The Court remanded to the Court of Appeals with directions to send the case back to the district court for consideration of the reasonableness of the Town of Telluride’s request for attorney fees.
Key Takeaways
- A municipality’s PUD enabling ordinance is a legislative act subject to the citizen initiative power; however, the approval and amendment of individual PUD agreements are administrative acts that fall outside the initiative process.
- Citizen initiatives may not be used to circumvent Colorado’s statutory PUD amendment procedure, which requires notice, a public hearing, compliance with statutory criteria, and — where a PUD agreement so provides — consent of all affected parties.
- The fact that a PUD is a form of zoning does not automatically render all PUD-related decisions legislative; courts must examine whether the specific act proposes a general rule of broad applicability or instead applies existing policy to individualized, case-specific facts.

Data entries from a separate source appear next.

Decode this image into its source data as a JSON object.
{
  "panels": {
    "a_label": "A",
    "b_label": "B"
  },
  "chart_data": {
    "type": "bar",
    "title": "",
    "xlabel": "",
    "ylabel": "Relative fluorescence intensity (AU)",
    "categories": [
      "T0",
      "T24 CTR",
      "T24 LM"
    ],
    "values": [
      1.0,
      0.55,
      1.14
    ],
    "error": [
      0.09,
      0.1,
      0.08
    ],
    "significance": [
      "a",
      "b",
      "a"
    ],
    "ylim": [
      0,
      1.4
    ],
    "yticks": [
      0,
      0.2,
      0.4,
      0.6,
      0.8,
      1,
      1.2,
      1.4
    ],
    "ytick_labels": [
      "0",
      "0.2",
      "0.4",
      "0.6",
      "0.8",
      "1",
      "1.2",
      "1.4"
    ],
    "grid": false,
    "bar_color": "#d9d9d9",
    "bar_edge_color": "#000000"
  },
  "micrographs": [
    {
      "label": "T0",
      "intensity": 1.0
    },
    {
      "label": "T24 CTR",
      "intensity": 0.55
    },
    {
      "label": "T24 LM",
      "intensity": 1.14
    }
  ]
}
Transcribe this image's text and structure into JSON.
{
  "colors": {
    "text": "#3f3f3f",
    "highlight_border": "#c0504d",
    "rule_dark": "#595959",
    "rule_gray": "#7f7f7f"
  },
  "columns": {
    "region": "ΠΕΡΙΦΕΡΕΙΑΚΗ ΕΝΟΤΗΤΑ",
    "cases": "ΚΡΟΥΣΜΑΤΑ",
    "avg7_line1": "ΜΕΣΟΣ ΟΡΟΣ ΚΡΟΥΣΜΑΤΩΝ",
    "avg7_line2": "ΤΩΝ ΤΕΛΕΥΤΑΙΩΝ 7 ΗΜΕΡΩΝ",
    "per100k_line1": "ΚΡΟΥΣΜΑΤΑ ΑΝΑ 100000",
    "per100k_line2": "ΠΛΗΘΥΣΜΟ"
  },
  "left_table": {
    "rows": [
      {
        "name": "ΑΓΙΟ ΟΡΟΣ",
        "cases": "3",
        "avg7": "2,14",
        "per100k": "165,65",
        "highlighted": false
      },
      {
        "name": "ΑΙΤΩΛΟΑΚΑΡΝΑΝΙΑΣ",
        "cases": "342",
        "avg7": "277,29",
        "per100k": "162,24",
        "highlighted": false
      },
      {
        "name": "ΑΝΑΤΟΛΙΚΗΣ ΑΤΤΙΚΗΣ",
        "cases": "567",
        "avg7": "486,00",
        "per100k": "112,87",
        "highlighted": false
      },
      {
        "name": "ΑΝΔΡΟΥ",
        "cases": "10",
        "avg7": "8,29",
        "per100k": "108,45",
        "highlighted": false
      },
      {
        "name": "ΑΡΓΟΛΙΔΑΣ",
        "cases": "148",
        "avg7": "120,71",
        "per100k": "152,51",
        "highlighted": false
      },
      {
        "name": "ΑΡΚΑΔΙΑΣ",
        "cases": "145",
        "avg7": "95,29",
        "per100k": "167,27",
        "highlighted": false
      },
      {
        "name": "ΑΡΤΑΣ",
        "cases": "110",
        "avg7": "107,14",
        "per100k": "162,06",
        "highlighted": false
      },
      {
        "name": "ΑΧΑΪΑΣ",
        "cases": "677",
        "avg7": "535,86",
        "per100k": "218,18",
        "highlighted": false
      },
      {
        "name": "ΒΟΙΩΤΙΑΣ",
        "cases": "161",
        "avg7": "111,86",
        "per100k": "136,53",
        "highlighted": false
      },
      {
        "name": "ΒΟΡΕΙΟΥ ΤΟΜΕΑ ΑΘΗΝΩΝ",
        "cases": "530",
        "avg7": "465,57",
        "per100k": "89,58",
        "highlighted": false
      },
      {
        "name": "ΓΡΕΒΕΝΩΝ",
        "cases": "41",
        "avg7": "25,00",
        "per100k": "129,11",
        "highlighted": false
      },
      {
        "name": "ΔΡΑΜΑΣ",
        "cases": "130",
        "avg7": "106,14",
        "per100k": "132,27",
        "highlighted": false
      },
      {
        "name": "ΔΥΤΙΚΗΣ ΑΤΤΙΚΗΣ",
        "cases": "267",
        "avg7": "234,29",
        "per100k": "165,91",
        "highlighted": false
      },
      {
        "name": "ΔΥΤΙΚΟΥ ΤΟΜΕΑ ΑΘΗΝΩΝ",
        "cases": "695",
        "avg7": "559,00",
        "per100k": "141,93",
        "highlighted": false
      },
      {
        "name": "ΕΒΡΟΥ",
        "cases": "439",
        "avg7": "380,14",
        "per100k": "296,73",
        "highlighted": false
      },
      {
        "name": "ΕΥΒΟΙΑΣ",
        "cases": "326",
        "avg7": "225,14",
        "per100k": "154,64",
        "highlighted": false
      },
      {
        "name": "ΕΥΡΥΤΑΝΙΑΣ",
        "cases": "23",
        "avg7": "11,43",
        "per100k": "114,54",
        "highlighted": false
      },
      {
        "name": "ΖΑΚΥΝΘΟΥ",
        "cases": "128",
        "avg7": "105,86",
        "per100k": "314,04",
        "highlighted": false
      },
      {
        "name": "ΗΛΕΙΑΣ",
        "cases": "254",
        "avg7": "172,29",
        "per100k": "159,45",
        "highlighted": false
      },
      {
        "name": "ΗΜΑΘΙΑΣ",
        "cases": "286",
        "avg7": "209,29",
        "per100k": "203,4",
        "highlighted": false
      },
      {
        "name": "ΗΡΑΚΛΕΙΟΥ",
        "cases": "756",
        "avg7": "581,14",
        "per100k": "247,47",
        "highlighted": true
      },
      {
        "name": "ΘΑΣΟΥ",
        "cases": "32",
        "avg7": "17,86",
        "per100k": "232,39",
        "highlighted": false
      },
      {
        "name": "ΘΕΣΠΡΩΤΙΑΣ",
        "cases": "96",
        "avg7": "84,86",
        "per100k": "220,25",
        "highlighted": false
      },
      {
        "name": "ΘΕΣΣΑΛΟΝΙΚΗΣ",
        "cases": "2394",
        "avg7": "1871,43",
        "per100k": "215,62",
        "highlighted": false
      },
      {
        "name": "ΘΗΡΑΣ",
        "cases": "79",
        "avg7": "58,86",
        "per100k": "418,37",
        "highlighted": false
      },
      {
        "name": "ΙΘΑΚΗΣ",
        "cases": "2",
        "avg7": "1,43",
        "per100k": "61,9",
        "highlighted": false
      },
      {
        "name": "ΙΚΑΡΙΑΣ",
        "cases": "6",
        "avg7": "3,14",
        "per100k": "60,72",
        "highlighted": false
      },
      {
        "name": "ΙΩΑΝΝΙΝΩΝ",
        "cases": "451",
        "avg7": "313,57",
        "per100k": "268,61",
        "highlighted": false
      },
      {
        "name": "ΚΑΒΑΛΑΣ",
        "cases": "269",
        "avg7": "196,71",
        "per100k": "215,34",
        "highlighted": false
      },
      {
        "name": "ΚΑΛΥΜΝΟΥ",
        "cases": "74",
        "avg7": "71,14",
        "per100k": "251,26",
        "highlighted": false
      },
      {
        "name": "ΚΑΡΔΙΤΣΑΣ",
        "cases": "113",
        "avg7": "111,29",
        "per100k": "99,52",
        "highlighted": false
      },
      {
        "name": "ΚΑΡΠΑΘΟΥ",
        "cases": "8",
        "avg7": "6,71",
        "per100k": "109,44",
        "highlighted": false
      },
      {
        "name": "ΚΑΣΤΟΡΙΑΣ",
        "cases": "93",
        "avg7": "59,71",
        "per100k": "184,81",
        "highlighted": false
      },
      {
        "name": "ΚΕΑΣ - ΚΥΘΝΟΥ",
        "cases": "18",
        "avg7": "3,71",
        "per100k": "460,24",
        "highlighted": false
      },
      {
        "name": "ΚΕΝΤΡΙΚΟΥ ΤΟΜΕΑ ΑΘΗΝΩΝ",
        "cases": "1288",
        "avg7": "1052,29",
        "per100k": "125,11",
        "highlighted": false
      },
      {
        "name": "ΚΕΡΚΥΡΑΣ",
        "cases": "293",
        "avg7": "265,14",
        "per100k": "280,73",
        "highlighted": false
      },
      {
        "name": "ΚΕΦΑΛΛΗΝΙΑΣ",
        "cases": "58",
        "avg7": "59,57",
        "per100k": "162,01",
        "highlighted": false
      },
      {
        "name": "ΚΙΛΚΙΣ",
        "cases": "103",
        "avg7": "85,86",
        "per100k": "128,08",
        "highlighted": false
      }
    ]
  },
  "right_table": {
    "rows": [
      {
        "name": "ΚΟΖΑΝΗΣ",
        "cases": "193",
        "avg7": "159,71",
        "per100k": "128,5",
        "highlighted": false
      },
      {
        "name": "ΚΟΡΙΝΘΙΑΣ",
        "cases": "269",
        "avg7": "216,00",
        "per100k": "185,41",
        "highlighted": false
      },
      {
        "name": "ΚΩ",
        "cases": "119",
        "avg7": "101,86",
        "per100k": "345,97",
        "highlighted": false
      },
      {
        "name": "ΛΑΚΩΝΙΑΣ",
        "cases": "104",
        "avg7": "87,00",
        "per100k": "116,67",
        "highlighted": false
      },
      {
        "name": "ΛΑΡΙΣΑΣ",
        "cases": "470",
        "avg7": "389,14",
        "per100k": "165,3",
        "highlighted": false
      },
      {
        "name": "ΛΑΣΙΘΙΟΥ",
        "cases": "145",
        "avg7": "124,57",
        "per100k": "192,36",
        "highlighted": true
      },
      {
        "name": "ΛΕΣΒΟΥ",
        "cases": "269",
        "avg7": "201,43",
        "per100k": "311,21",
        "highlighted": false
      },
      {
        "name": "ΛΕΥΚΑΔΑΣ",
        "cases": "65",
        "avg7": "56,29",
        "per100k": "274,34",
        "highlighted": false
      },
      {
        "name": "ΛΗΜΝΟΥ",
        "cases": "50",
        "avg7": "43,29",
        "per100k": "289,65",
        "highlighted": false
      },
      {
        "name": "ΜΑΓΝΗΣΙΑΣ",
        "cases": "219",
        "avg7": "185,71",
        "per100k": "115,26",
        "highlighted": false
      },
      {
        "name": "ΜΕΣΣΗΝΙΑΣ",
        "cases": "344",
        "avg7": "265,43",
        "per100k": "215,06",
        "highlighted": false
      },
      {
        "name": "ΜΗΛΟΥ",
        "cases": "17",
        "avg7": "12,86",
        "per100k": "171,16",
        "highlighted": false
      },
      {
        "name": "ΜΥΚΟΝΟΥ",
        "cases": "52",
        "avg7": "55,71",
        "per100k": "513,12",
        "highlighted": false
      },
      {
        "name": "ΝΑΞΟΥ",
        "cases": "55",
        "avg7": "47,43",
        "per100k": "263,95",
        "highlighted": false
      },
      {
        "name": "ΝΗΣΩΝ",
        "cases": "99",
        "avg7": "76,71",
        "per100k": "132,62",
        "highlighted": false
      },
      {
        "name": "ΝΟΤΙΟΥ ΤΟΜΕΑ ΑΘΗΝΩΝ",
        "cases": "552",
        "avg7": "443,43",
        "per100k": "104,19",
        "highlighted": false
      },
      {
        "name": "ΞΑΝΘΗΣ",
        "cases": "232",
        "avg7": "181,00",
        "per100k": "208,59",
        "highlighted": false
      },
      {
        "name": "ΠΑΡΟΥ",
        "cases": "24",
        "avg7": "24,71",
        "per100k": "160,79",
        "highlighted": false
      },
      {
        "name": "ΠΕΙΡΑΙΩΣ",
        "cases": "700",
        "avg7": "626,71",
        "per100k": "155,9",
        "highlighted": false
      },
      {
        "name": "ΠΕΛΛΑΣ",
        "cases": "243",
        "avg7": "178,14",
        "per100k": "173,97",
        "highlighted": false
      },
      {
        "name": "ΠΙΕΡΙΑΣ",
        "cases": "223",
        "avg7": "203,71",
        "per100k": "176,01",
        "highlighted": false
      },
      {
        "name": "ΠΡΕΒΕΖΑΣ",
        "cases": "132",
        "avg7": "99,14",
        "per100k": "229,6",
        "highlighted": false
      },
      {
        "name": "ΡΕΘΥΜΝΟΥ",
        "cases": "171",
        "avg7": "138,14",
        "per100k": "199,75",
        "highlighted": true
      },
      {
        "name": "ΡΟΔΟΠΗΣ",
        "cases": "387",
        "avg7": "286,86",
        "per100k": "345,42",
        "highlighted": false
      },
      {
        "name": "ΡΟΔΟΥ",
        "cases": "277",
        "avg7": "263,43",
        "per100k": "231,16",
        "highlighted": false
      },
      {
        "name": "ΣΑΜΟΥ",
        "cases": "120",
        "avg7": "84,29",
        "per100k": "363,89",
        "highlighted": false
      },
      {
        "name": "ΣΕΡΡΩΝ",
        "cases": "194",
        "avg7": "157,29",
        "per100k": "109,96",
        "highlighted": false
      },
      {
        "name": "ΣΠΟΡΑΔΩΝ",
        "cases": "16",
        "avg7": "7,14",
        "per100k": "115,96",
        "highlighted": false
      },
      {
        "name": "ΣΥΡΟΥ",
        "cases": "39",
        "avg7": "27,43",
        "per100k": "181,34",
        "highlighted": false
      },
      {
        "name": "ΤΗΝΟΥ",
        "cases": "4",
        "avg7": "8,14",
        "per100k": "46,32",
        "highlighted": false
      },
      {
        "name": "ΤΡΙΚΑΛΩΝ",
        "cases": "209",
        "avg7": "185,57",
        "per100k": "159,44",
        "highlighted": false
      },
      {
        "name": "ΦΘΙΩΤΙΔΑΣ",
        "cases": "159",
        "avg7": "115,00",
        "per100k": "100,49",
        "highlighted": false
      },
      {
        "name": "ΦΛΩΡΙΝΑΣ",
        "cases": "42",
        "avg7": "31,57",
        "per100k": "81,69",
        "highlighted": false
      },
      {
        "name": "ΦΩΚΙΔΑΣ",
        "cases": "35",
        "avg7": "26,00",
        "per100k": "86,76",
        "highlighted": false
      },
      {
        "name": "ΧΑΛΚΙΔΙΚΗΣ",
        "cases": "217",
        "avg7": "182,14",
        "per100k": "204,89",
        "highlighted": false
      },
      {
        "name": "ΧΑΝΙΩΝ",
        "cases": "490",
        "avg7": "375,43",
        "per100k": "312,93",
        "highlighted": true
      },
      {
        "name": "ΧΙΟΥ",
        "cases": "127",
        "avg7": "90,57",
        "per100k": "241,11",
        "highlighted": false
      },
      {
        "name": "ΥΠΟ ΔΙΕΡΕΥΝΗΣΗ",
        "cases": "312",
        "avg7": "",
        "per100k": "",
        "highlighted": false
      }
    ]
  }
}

- Contractual obligations embedded in a PUD agreement reinforce the administrative character of amendments: modifying such an agreement changes execution, not substance, of established policy.
Why It Matters
This decision draws a clear line for Colorado municipalities and developers: the citizen initiative process is a tool for setting broad land-use policy, not for resolving site-specific disputes over individual development agreements. Developers who cannot obtain the consent required under a PUD agreement — or who face an unfavorable administrative outcome — cannot use the ballot box to override a complex, multi-layered regulatory process that depends on specialized technical expertise. The ruling protects the integrity of negotiated PUD agreements and the municipal administrative process that underpins them.
More broadly, the decision refines Colorado’s legislative-versus-administrative test in the land use context, limiting Margolis‘s scope to genuine original zoning decisions and signaling that courts will scrutinize whether a proposed initiative truly establishes general policy or merely seeks a workaround for a single-parcel outcome. Municipalities statewide can point to this ruling when rejecting initiative petitions that target the amendment of site-specific development agreements rather than general zoning law.